Help! I want to use CellProfiler Analyst but I ran my pipeline with ExportToSpreadsheet!

David R. Stirling

We’ve all done this before – CellProfiler Analyst needs a database file, but your CellProfiler pipeline that took days to run was set up to export spreadsheets. To make matters worse, you also need a .properties file explaining what to do with that database. Fortunately, you don’t need to re-run the entire experiment to get your data into CellProfiler Analyst. This blog post will cover how to convert a spreadsheet into a database and make a usable .properties file with which to load it into CellProfiler Analyst.

Step 1: Creating a database from output spreadsheets

 

A database file is largely just a series of tables. Because of this we can generate a database from a series of spreadsheets. For this workflow we’ll be using SQLite databases, since these are easy to work with and don’t require a server.

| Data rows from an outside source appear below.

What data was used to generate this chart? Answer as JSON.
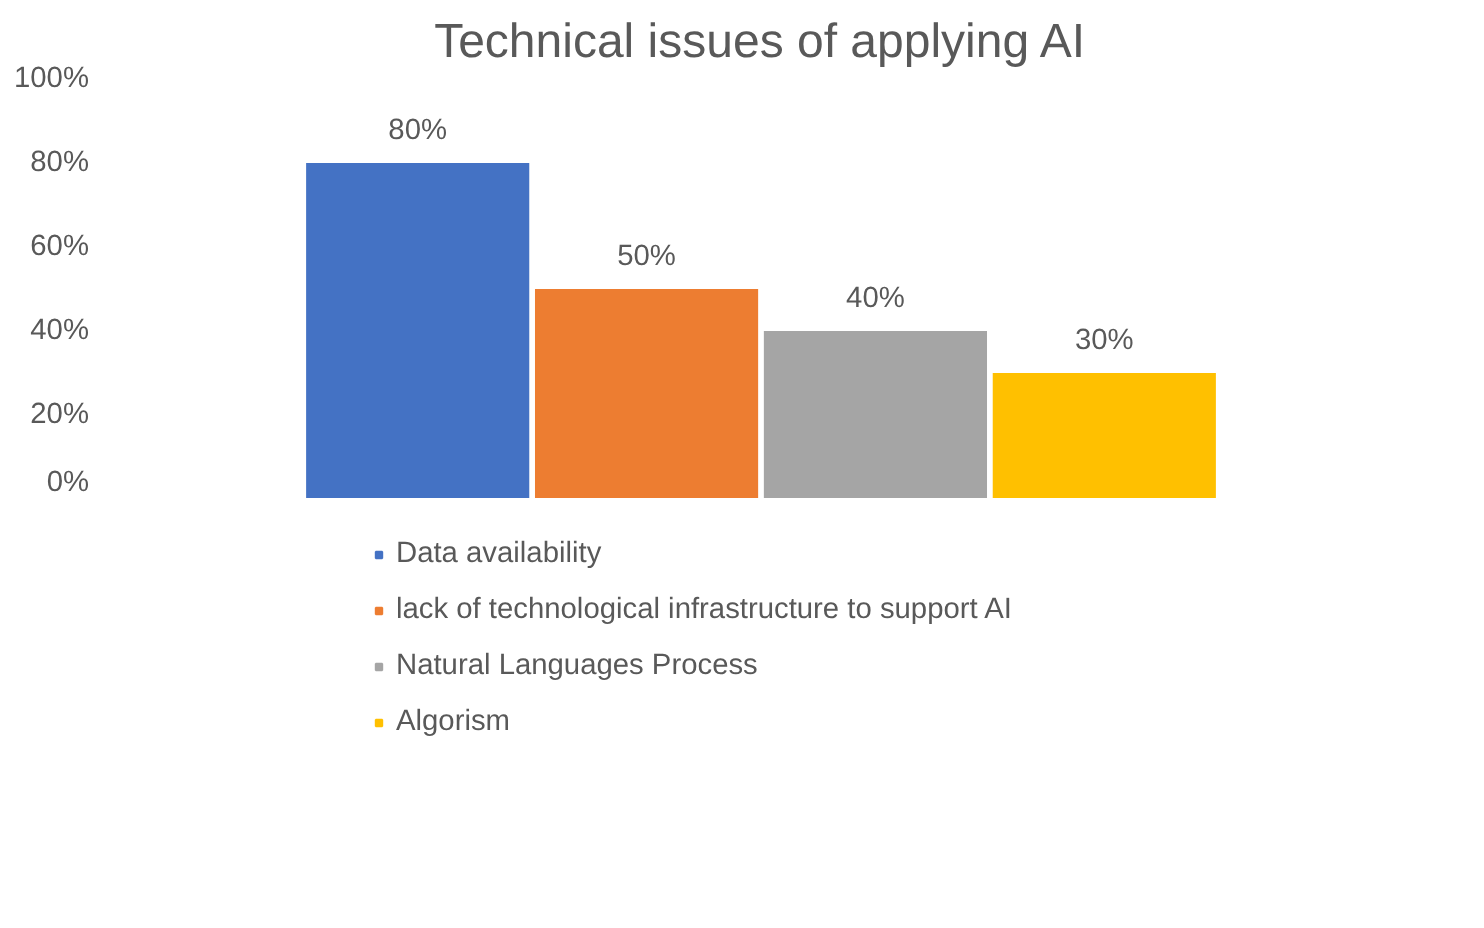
{
  "chart_data": {
    "type": "bar",
    "title": "Technical issues of applying AI",
    "categories": [
      null
    ],
    "series": [
      {
        "name": "Data availability",
        "color": "#4472c4",
        "values": [
          80
        ],
        "value_labels": [
          "80%"
        ]
      },
      {
        "name": "lack of technological infrastructure to support AI",
        "color": "#ed7d31",
        "values": [
          50
        ],
        "value_labels": [
          "50%"
        ]
      },
      {
        "name": "Natural Languages Process",
        "color": "#a5a5a5",
        "values": [
          40
        ],
        "value_labels": [
          "40%"
        ]
      },
      {
        "name": "Algorism",
        "color": "#ffc000",
        "values": [
          30
        ],
        "value_labels": [
          "30%"
        ]
      }
    ],
    "ylim": [
      0,
      100
    ],
    "yticks": [
      {
        "value": 0,
        "label": "0%"
      },
      {
        "value": 20,
        "label": "20%"
      },
      {
        "value": 40,
        "label": "40%"
      },
      {
        "value": 60,
        "label": "60%"
      },
      {
        "value": 80,
        "label": "80%"
      },
      {
        "value": 100,
        "label": "100%"
      }
    ],
    "grid": false,
    "legend": "bottom"
  }
}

To create a database, on either Mac or PC we recommend installing DB Browser for SQLite from https://sqlitebrowser.org/. This free program provides all the tools we’ll need to turn .csv files into a database. If we open DB Browser, we should see a “New database” button in the top left. Select this and provide a destination for your new database (.db) file. Once that’s done you’ll be asked to start defining a table. Since we’re going to be importing our tables we can just hit “Cancel” to return to the main screen.

The main DB Browser window
The main DB Browser window.

 

We’re now looking at an empty database. To turn our spreadsheets into tables we need to import them. In the top menu hit “File - Import - Table from CSV file…

In the resulting popup, navigate to and select all the spreadsheets that we need to import. You should then see the screen below, which will allow you to configure the import.


Import interface for DB Browser

 

The settings will largely be automatic if we’re using CSV files, but importantly we need to import the selected sheets individually as separate tables. To do this, uncheck all but one of the input sheets (you can click on it to get a preview in the bottom half of the window), enter a name for the table at the top of the window and hit OK. That sheet will be added to the database and removed from the list, but the importer will remain open until we’ve finished with all the sheets we’re opening. Select, name and then import the remaining sheets to complete the database.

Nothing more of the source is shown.